Um segundo depois, Valentim acorda novamente. Ele se vê reavivado nas garras da coruja gigante. Então ela o solta e o lança em outra parte daquele jardim de abominações.

Valentim cai no meio de um enxame de insetos. Eram insetos negros e gigantes, semelhantes a cigarras ou vespas. Seu zunido o amedronta e ele corre, tentando fugir desesperadamente dali. Uma delas o pica e ele grita, caindo no solo lamacento. O veneno sobe em sua mente e ele tem agoniantes convulsões. Em seguida os insetos pousam em seu corpo retorcido e lhe abrem feridas, infestando-o de ovos.

Novamente Valentim acorda nas garras da coruja. Ele sente que, naquele jardim, ele morreria infinitas vezes, mas retornaria para reviver novamente. Para sua desolação, todas as mortes seriam horríveis.

Antes que pudesse pensar mais a respeito, a coruja o solta e ele volta ao pavoroso jardim.      

Ao se levantar, Valentim se vê em meio a enormes plantas. Ele se espanta ao ver que seus ramos eram longas serpentes. De repente Valentim é atacado pelos insetos e ele luta para espanta-los.   

Enquanto se distrai, uma serpente o ataca e o morde, cravando seus dentes exatamente na parte de trás de seu pescoço. Valentim se contorce, sentindo ao mesmo tempo dor e uma excruciante cócega. Essa sensação dupla o atormenta, pois ele se sente de braços amarrados e sem poder se defender. E assim ele se encurvava, contorcendo-se até suas costas dobrarem.

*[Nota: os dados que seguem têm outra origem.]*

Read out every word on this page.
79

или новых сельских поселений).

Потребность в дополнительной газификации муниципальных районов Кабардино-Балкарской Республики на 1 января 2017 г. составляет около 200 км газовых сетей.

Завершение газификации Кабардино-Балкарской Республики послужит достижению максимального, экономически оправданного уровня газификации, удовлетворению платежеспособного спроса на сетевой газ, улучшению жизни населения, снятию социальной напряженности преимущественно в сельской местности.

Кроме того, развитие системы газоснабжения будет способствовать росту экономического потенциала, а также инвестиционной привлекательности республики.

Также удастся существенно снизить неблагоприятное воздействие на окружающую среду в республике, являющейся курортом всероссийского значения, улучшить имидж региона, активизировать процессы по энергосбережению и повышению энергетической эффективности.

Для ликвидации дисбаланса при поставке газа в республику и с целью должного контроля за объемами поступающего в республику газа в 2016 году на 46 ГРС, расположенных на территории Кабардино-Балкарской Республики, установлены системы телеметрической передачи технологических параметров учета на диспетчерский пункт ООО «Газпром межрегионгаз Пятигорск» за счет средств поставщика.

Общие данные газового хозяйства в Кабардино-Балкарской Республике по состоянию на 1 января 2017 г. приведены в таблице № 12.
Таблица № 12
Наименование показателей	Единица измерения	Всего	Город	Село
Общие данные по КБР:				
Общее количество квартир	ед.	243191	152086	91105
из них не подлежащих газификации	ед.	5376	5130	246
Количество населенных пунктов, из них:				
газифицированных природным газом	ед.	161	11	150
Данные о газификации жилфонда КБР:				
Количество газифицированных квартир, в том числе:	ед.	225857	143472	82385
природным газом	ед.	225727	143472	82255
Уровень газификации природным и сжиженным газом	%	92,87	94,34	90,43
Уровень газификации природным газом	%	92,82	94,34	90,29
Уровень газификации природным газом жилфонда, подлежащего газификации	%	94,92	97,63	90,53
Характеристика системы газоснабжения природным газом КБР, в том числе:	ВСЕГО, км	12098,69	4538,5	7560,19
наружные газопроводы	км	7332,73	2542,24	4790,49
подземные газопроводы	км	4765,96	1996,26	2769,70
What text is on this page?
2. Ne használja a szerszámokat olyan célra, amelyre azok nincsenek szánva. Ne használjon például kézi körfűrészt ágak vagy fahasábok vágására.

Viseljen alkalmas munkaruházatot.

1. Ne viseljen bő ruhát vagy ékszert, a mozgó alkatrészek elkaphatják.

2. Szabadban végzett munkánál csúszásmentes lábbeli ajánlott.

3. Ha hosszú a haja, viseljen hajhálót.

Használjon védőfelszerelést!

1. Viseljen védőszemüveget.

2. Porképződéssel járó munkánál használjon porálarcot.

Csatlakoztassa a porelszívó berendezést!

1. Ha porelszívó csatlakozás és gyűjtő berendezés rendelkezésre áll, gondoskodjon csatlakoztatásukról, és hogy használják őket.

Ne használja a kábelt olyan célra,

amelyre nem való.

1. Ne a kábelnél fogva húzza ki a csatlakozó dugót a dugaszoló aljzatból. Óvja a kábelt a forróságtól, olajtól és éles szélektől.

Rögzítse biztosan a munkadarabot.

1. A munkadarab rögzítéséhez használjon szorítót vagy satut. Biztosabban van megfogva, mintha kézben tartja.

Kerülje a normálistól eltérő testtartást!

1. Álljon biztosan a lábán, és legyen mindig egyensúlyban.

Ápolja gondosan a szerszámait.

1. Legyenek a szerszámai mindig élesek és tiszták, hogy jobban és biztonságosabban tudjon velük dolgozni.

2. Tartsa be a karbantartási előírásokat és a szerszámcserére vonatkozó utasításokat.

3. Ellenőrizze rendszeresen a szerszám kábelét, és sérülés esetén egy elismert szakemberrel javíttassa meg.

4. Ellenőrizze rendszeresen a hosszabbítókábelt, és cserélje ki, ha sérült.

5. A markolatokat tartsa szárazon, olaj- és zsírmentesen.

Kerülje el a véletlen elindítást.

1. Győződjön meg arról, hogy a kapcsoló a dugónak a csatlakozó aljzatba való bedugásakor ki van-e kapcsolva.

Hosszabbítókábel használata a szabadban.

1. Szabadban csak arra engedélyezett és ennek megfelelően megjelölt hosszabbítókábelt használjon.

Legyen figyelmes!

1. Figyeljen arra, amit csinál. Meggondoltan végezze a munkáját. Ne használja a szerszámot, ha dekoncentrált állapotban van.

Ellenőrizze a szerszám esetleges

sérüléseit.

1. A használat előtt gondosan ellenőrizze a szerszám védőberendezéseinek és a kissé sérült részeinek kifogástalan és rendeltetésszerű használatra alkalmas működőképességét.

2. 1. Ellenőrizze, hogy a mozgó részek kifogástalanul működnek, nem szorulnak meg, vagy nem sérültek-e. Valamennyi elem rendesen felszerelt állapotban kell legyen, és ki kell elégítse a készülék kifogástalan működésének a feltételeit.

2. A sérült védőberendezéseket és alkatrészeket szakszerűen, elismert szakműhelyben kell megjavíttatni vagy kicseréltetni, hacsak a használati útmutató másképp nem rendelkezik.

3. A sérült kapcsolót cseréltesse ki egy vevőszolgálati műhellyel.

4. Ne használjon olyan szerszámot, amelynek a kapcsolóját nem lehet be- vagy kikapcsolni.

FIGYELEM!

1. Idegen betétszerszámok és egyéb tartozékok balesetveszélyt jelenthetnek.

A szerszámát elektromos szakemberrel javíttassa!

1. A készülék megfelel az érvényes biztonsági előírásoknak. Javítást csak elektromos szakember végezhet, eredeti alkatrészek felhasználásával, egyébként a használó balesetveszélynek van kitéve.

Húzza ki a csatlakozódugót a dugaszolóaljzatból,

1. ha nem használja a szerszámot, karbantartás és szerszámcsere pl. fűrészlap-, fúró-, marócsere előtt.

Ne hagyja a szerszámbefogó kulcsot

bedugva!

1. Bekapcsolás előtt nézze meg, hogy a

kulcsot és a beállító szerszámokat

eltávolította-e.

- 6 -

Valentim acorda um minuto depois, contorcendo-se na cama como se ainda tivesse a serpente em seu pescoço. Ele abre os olhos e rapidamente mexe os braços, libertando-se de um perigo que não estava ali.

Passado o momento de penúria, ele respira fundo e fecha os olhos, agradecendo a Deus por liberta-lo do sofrimento.   

- Obrigado, meu Deus... Obrigado...

O rapaz ri.

- Qual deus?

Valentim se vira e encontra os olhar verde e brilhante de Exúvia.

- Por favor, eu imploro...! Me deixe longe daquele lugar...! Me deixe longe daquele jardim de abominações...!

Exúvia o ignora. Ao invés, ele responde em tom obscuro:

- Agora o senhor sabe de onde eu venho.

Valentim abaixa a cabeça, profundamente abatido.

Em seguida o deus se vira e vai embora, partindo em meio as trevas da noite.